According to the article, mites proliferate in warm, humid climates. They are almost nonexistent in places like New Mexico but thrive in tropical areas like Florida. Some experts also say that if the facility is full of static electricity, there are likely no mites at the moment.

But if the temperature and humidity rise, watch out. About one in four Americans has some type of allergy, and within that group about two-thirds are allergic to dust mites, said Dr. James Sublett, an allergist in Louisville, Ky., who is chairman of the Indoor Allergen Committee of the American College of Allergy, Asthma and Immunology.

To identify whehter or not a person is alergic, the article suggestes asking the following questions: Does that person have persistent sniffles and sinus headaches? Do they often wake up with scratchy eyes? Do they sneeze repeatedly first thing in the morning?
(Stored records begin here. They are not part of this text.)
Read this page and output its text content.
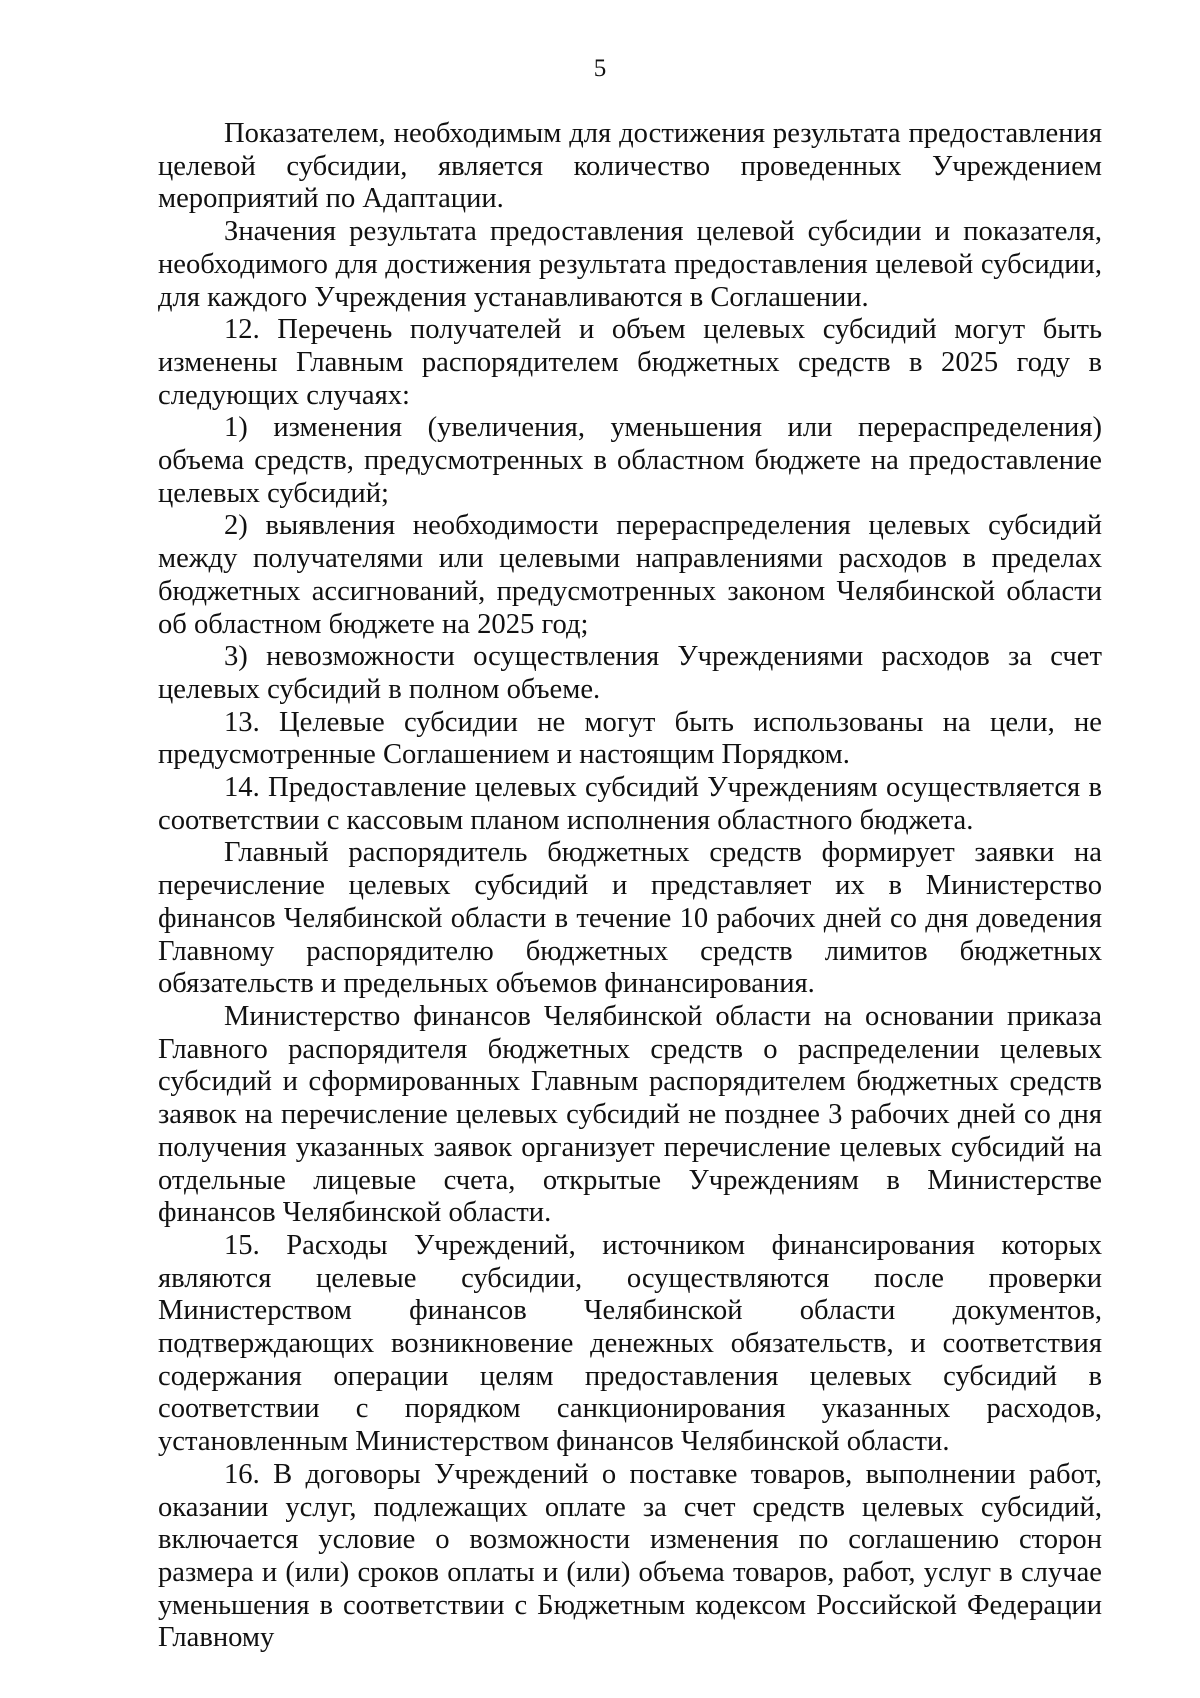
5

Показателем, необходимым для достижения результата предоставления целевой субсидии, является количество проведенных Учреждением мероприятий по Адаптации.

Значения результата предоставления целевой субсидии и показателя, необходимого для достижения результата предоставления целевой субсидии, для каждого Учреждения устанавливаются в Соглашении.

12. Перечень получателей и объем целевых субсидий могут быть изменены Главным распорядителем бюджетных средств в 2025 году в следующих случаях:

1) изменения (увеличения, уменьшения или перераспределения) объема средств, предусмотренных в областном бюджете на предоставление целевых субсидий;

2) выявления необходимости перераспределения целевых субсидий между получателями или целевыми направлениями расходов в пределах бюджетных ассигнований, предусмотренных законом Челябинской области об областном бюджете на 2025 год;

3) невозможности осуществления Учреждениями расходов за счет целевых субсидий в полном объеме.

13. Целевые субсидии не могут быть использованы на цели, не предусмотренные Соглашением и настоящим Порядком.

14. Предоставление целевых субсидий Учреждениям осуществляется в соответствии с кассовым планом исполнения областного бюджета.

Главный распорядитель бюджетных средств формирует заявки на перечисление целевых субсидий и представляет их в Министерство финансов Челябинской области в течение 10 рабочих дней со дня доведения Главному распорядителю бюджетных средств лимитов бюджетных обязательств и предельных объемов финансирования.

Министерство финансов Челябинской области на основании приказа Главного распорядителя бюджетных средств о распределении целевых субсидий и сформированных Главным распорядителем бюджетных средств заявок на перечисление целевых субсидий не позднее 3 рабочих дней со дня получения указанных заявок организует перечисление целевых субсидий на отдельные лицевые счета, открытые Учреждениям в Министерстве финансов Челябинской области.

15. Расходы Учреждений, источником финансирования которых являются целевые субсидии, осуществляются после проверки Министерством финансов Челябинской области документов, подтверждающих возникновение денежных обязательств, и соответствия содержания операции целям предоставления целевых субсидий в соответствии с порядком санкционирования указанных расходов, установленным Министерством финансов Челябинской области.

16. В договоры Учреждений о поставке товаров, выполнении работ, оказании услуг, подлежащих оплате за счет средств целевых субсидий, включается условие о возможности изменения по соглашению сторон размера и (или) сроков оплаты и (или) объема товаров, работ, услуг в случае уменьшения в соответствии с Бюджетным кодексом Российской Федерации Главному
If it is identified that occupants are affected by dust mites, appropriate steps should be taken to eliminate them. Mites multiply quickly in high humidity and can take up residence in sheets and blankets in a matter of days. Therefore, it is important to wash bedding (including comforters and duvet covers) weekly in hot water and use a hot dryer. It is not necessary to replace them with new linens. Experts also recommend using special mite-proof covers.

The new covers are made of old-fashioned typewriter ribbon material, which has a tight weave that does not allow mites to penetrate but is soft to the touch. Be sure you get covers from a reputable compan. Covers cost $15 to $40 for pillows and $100 or more for mattresses.

If allergies are severe, doctors may also suggest removing carpets, or at least from the bedroom, and use Venetian blinds rather than fabric drapes. Dust mites take refuge in carpets but can’t live on hard surfaces like wood floors or plastic.